The task was huge, but there weren’t enough volunteers to carry it out. Tata Steel approached the Jamshedpur Notified Area Committee, an administrative body, which sent in volunteers from the notified area councils of Jamshedpur, and its peripheral areas of Jugsalai and Mango in Jharkhand. Additionally, they helped identify one point of contact, an opinion leader, from each community to maintain order.
The next step was preparing the food. Once again, Tata Steel was able to call upon the goodwill it had generated by playing a positive role in the city. Jiren says, “We have a facility in Jamshedpur, which provides midday meals to school children.”

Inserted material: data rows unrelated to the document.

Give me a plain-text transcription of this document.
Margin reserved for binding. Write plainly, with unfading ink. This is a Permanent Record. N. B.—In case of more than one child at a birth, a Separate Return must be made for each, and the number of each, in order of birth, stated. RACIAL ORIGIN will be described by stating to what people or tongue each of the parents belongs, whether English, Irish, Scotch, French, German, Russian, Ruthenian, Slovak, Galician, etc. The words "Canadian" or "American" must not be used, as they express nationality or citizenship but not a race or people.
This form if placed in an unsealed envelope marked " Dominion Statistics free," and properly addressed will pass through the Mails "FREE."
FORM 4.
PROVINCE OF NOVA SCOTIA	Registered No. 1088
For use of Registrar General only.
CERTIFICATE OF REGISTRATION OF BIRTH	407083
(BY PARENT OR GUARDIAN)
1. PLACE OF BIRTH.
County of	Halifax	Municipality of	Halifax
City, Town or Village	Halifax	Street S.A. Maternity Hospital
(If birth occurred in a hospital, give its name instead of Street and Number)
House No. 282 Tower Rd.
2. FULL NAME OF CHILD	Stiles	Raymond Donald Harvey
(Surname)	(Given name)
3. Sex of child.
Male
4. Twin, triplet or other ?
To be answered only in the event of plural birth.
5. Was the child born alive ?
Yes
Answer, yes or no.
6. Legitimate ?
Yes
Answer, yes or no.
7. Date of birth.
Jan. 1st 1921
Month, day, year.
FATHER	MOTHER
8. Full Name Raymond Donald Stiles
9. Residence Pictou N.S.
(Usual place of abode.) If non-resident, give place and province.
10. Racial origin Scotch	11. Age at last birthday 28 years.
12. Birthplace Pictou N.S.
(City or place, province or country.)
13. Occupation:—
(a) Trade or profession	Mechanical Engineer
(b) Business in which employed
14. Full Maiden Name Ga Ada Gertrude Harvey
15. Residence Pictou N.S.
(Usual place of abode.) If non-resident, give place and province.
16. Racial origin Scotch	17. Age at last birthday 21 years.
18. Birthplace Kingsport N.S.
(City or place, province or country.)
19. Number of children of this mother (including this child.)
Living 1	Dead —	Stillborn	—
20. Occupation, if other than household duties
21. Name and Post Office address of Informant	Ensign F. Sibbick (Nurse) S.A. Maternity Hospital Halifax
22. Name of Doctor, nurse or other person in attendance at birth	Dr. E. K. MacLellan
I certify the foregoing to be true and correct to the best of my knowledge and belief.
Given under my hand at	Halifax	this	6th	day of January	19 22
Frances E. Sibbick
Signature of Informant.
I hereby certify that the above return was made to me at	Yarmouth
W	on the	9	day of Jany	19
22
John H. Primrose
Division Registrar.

It was decided that the meal would be prepared in this kitchen. The district commissioner suggested that khichdi, a wholesome and filling one-pot food made using rice, lentils and spices, be prepared for distribution.
Catering to the need
The numbers started small. At first, they prepared 1000 meals, then 2000, then 5000. Before long, the team had begun preparing 60,000 meals per day. Jiren says, “The district commissioner wanted us to pack the khichdi in small packets, but we decided against it. Packing 60,000 packets each day would have been a logistical nightmare. So we got volunteers to pack them in containers, which were then packed in large barrels.”
The barrels were loaded in vehicles and taken to the locations. The contact from the notified area council and the bustee (community) coordinator would receive the barrels, transfer the food to their own containers, and then distribute it to the people who had queued up for it.

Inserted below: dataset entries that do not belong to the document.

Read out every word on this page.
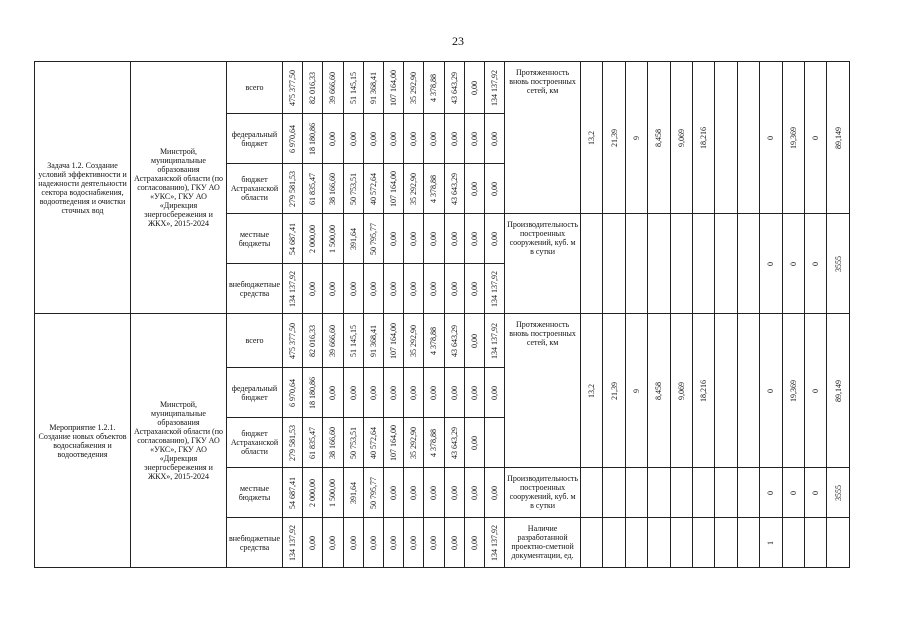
23
Задача 1.2. Создание условий эффективности и надежности деятельности сектора водоснабжения, водоотведения и очистки сточных вод	Минстрой, муниципальные образования Астраханской области (по согласованию), ГКУ АО «УКС», ГКУ АО «Дирекция энергосбережения и ЖКХ», 2015-2024	всего	475 377,50	82 016,33	39 666,60	51 145,15	91 368,41	107 164,00	35 292,90	4 378,88	43 643,29	0,00	134 137,92	Протяженность вновь построенных сетей, км	13,2	21,39	9	8,458	9,069	18,216			0	19,369	0	89,149

		федеральный бюджет	6 970,64	18 180,86	0,00	0,00	0,00	0,00	0,00	0,00	0,00	0,00	0,00													

		бюджет Астраханской области	279 581,53	61 835,47	38 166,60	50 753,51	40 572,64	107 164,00	35 292,90	4 378,88	43 643,29	0,00	0,00													

		местные бюджеты	54 687,41	2 000,00	1 500,00	391,64	50 795,77	0,00	0,00	0,00	0,00	0,00	0,00	Производительность построенных сооружений, куб. м в сутки									0	0	0	3555

		внебюджетные средства	134 137,92	0,00	0,00	0,00	0,00	0,00	0,00	0,00	0,00	0,00	134 137,92													

Мероприятие 1.2.1. Создание новых объектов водоснабжения и водоотведения	Минстрой, муниципальные образования Астраханской области (по согласованию), ГКУ АО «УКС», ГКУ АО «Дирекция энергосбережения и ЖКХ», 2015-2024	всего	475 377,50	82 016,33	39 666,60	51 145,15	91 368,41	107 164,00	35 292,90	4 378,88	43 643,29	0,00	134 137,92	Протяженность вновь построенных сетей, км	13,2	21,39	9	8,458	9,069	18,216			0	19,369	0	89,149

		федеральный бюджет	6 970,64	18 180,86	0,00	0,00	0,00	0,00	0,00	0,00	0,00	0,00	0,00													

		бюджет Астраханской области	279 581,53	61 835,47	38 166,60	50 753,51	40 572,64	107 164,00	35 292,90	4 378,88	43 643,29	0,00														

		местные бюджеты	54 687,41	2 000,00	1 500,00	391,64	50 795,77	0,00	0,00	0,00	0,00	0,00	0,00	Производительность построенных сооружений, куб. м в сутки									0	0	0	3555

		внебюджетные средства	134 137,92	0,00	0,00	0,00	0,00	0,00	0,00	0,00	0,00	0,00	134 137,92	Наличие разработанной проектно-сметной документации, ед.									1			
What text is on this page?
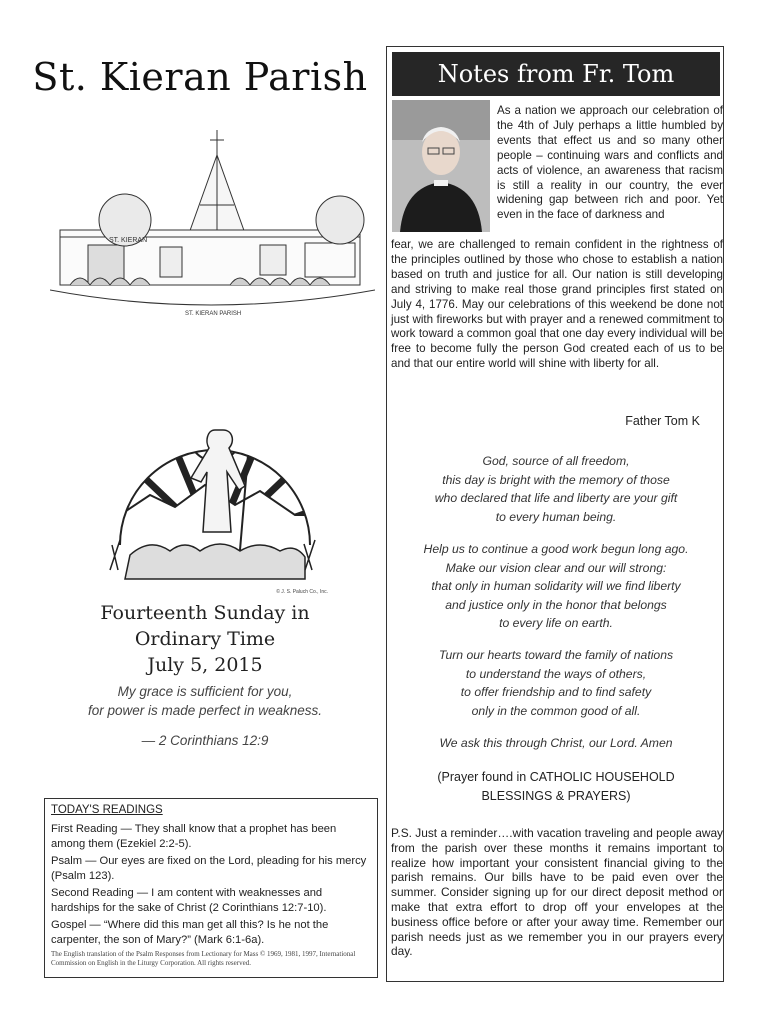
St. Kieran Parish
ST. KIERAN
ST. KIERAN PARISH
© J. S. Paluch Co., Inc.
Fourteenth Sunday in
Ordinary Time
July 5, 2015
My grace is sufficient for you,
for power is made perfect in weakness.
— 2 Corinthians 12:9
TODAY'S READINGS

First Reading — They shall know that a prophet has been among them (Ezekiel 2:2-5).

Psalm — Our eyes are fixed on the Lord, pleading for his mercy (Psalm 123).

Second Reading — I am content with weaknesses and hardships for the sake of Christ (2 Corinthians 12:7-10).

Gospel — “Where did this man get all this? Is he not the carpenter, the son of Mary?” (Mark 6:1-6a).

The English translation of the Psalm Responses from Lectionary for Mass © 1969, 1981, 1997, International Commission on English in the Liturgy Corporation. All rights reserved.
Notes from Fr. Tom
As a nation we approach our celebration of the 4th of July perhaps a little humbled by events that effect us and so many other people – continuing wars and conflicts and acts of violence, an awareness that racism is still a reality in our country, the ever widening gap between rich and poor. Yet even in the face of darkness and
fear, we are challenged to remain confident in the rightness of the principles outlined by those who chose to establish a nation based on truth and justice for all. Our nation is still developing and striving to make real those grand principles first stated on July 4, 1776. May our celebrations of this weekend be done not just with fireworks but with prayer and a renewed commitment to work toward a common goal that one day every individual will be free to become fully the person God created each of us to be and that our entire world will shine with liberty for all.
Father Tom K
God, source of all freedom,
this day is bright with the memory of those
who declared that life and liberty are your gift
to every human being.
Help us to continue a good work begun long ago.
Make our vision clear and our will strong:
that only in human solidarity will we find liberty
and justice only in the honor that belongs
to every life on earth.
Turn our hearts toward the family of nations
to understand the ways of others,
to offer friendship and to find safety
only in the common good of all.
We ask this through Christ, our Lord. Amen
(Prayer found in CATHOLIC HOUSEHOLD
BLESSINGS & PRAYERS)
P.S. Just a reminder….with vacation traveling and people away from the parish over these months it remains important to realize how important your consistent financial giving to the parish remains. Our bills have to be paid even over the summer. Consider signing up for our direct deposit method or make that extra effort to drop off your envelopes at the business office before or after your away time. Remember our parish needs just as we remember you in our prayers every day.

Starting from Jamshedpur, the initiative was rolled out across Tata Steel’s operational areas, including West Bokaro, Jamadoba and Noamundi in Jharkhand, and Kalinganagar and Sukinda in Odisha. By May 11, 2020, they had served a total of 20.80 lakh meals through cooked food or by enabling grocery support to community kitchens. In doing so, the foundation and its partners had touched the lives of more than 70,000 vulnerable people.
The act of sharing food went on for two weeks. The numbers were reduced to 54,000 and then to 37,500 meals per day later, when the government started distributing dry ration items through the pubic distribution system (PDS). Jiren says, “Once we came to know that the PDS system was robust and that people had plenty of food grains, we decided to transfer our resources to some other location where the need was greater.”

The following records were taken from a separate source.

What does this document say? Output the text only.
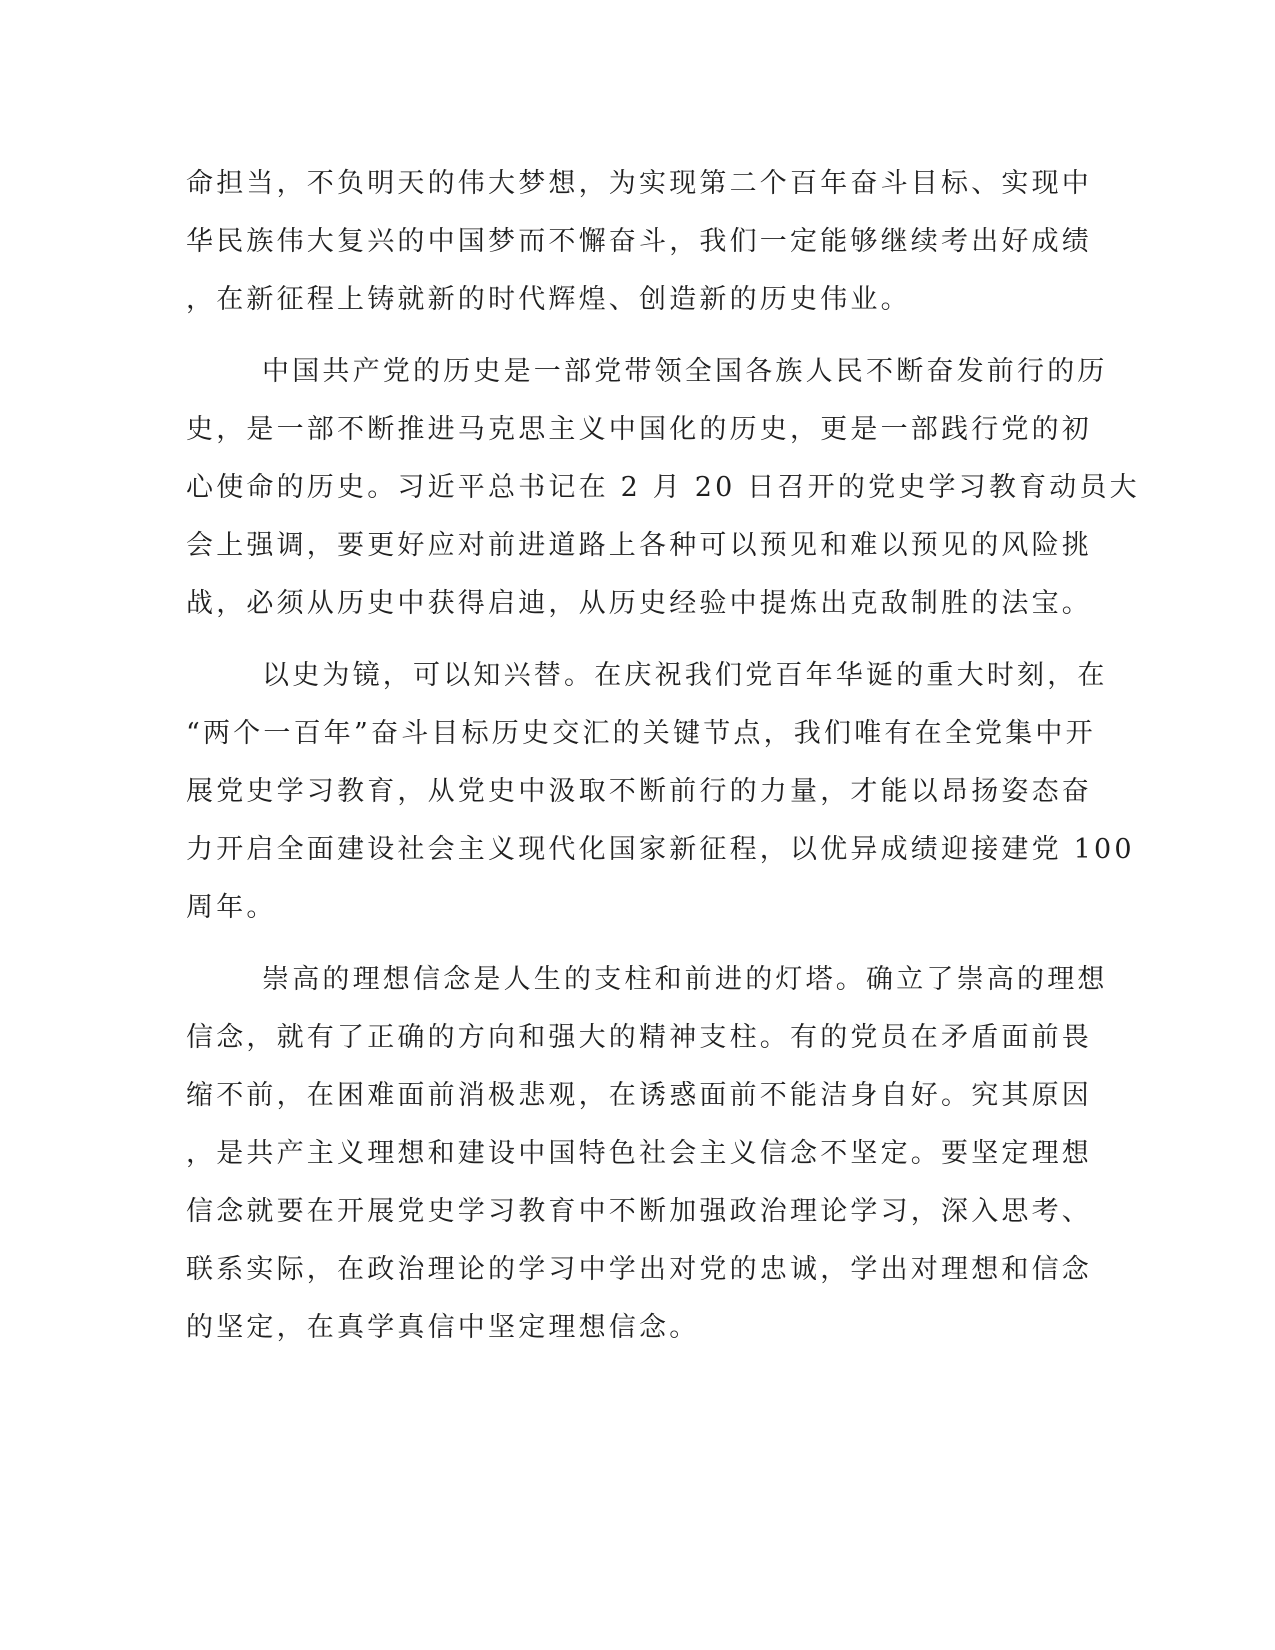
命担当，不负明天的伟大梦想，为实现第二个百年奋斗目标、实现中
华民族伟大复兴的中国梦而不懈奋斗，我们一定能够继续考出好成绩
，在新征程上铸就新的时代辉煌、创造新的历史伟业。

中国共产党的历史是一部党带领全国各族人民不断奋发前行的历
史，是一部不断推进马克思主义中国化的历史，更是一部践行党的初
心使命的历史。习近平总书记在 2 月 20 日召开的党史学习教育动员大
会上强调，要更好应对前进道路上各种可以预见和难以预见的风险挑
战，必须从历史中获得启迪，从历史经验中提炼出克敌制胜的法宝。

以史为镜，可以知兴替。在庆祝我们党百年华诞的重大时刻，在
“两个一百年”奋斗目标历史交汇的关键节点，我们唯有在全党集中开
展党史学习教育，从党史中汲取不断前行的力量，才能以昂扬姿态奋
力开启全面建设社会主义现代化国家新征程，以优异成绩迎接建党 100
周年。

崇高的理想信念是人生的支柱和前进的灯塔。确立了崇高的理想
信念，就有了正确的方向和强大的精神支柱。有的党员在矛盾面前畏
缩不前，在困难面前消极悲观，在诱惑面前不能洁身自好。究其原因
，是共产主义理想和建设中国特色社会主义信念不坚定。要坚定理想
信念就要在开展党史学习教育中不断加强政治理论学习，深入思考、
联系实际，在政治理论的学习中学出对党的忠诚，学出对理想和信念
的坚定，在真学真信中坚定理想信念。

At this point, the team also began the distribution of dry ration and basic hygiene kits consisting of soaps, sanitisers and masks, across the communities, in collaboration with the district administration. In all, they distributed 36,078 dry ration kits across Kolhan in West Singhbum district of Jharkhand. Each kit was sufficient to see a family of 5 through 15 days.
Additionally, they provided ration under the Mukhyamantri Homeless Bhojan Yojana in collaboration with the district administration of West Singhbhum. They also distributed 1998 ration kits to Anganwadis across 16 blocks of West Singhbhum, effectively touching 9000 lives.
Power of teamwork
The highlight of this initiative was the fact that it galvanised so many to dip into their own resources for the good of the most vulnerable members of the community. The Thought for Food initiative saw Tata Steel Foundation working in partnership with the district administration. They were also ably supported by the Annamrita Foundation, Jamshedpur Engineering and Machine Manufacturing Company Canteen and Dasaprakash who offered cooking infrastructure in Jamshedpur. Most importantly, the initiative was opened for crowd-funding; a total of 313 donors contributed Rs70.48 lakh. Many of these donors were individuals and organisations that were not part of Tata Steel.
Thanks to this support, Tata Steel Foundation was able to ensure that no one starved in Jamshedpur during the lockdown.